De hecho, ella no es capaz de interpretar los signos que tiene delante de sus ojos. Hay ángeles vestidos de blanco y el cuerpo del difunto no está (v. 12), pero no capta ahí guiños de Vida. Incluso, se le aparece Jesús, su amado, su Maestro, su Señor… y ella lo confunde con un hortelano (v. 15). Se pone en el peor de los escenarios: han robado el cadáver. ¿No nos pasa también a nosotros, que a veces nos sentimos dominados por la negatividad, que no alcanzamos a ver los signos de esperanza o, incluso, que nos dejamos llevar por tendencias que miran al otro como un adversario, un competidor, una amenaza?
El relato tiene su punto de inflexión en el momento en el que Jesús pronuncia el nombre de María, la llama personalmente, por su nombre (v. 16). Esa palabra —con su sonido, su tono y el afecto que conlleva— toca las entrañas más hondas de María, que salta por dentro de alegría y responde a Jesús en su lengua materna (v. 16). En esta temporada, estamos todos muy pendientes de las cifras y las estadísticas. Hay casi dos millones de casos de coronavirus confirmados en todo el mundo y cerca de 120.000 muertos. Parecen números, pero, en realidad, son personas. No son fríos dígitos ni pueden quedarse en parte de un abultado y anónimo expediente. No. Cada uno de los fallecidos, cada uno de los afectados por la enfermedad tiene un nombre. Son hijos, son madres, son ancianos con historias particulares, con rostros, proyectos y anhelos precisos. Dios los conoce personalmente. Cada cual ha recorrido un camino, con sus vicisitudes, sus detalles, sus características propias. Qué importante es, en esta tétrica coyuntura, personalizar las relaciones, interesarnos por los otros, hacer perceptible el amor y la ayuda, especialmente en las situaciones más graves y delicadas.
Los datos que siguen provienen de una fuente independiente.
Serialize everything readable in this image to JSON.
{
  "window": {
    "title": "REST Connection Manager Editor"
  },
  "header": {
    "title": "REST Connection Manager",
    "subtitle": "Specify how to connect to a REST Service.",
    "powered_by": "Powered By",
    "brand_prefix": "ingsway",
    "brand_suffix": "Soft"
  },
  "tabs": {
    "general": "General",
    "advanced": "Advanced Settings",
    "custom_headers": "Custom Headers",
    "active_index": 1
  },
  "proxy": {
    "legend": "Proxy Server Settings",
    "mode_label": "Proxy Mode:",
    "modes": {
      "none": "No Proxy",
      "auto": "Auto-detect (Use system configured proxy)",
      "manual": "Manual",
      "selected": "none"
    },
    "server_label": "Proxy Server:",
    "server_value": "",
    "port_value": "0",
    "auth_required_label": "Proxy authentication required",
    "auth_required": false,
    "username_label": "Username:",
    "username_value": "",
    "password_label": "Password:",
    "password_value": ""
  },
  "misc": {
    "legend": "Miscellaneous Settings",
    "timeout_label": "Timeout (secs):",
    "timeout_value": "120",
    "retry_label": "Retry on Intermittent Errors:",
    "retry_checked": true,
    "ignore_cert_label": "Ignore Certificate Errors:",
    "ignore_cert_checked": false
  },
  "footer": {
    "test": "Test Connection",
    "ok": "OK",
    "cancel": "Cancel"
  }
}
Eso no evita el sufrimiento, pero impide la punzante soledad. No elude la aflicción, pero la puede aliviar dándole sentido, aportando serenidad y abriendo a la esperanza.
María se lanza a los pies de Jesús, casi podemos decir que se abalanza sobre él, llena de alegría, sorpresa y gratitud. «Le dice Jesús: —Suéltame, que todavía no he subido al Padre» (v. 17). Hay cercanía y encuentro, pero todavía debe mantener las distancias. Sin duda, uno de los rasgos del confinamiento que está modificando nuestra vida cotidiana es la necesidad de cuidar la distancia social, prescindir de los abrazos y restringir el contacto físico para esquivar el contagio. Esta escena del Evangelio nos muestra que hay que saber respetar las distancias y los tiempos. Los abrazos llegarán, en su momento. El amor y el cariño están ya presentes, aunque su expresión sea sobria o diferente de la habitual.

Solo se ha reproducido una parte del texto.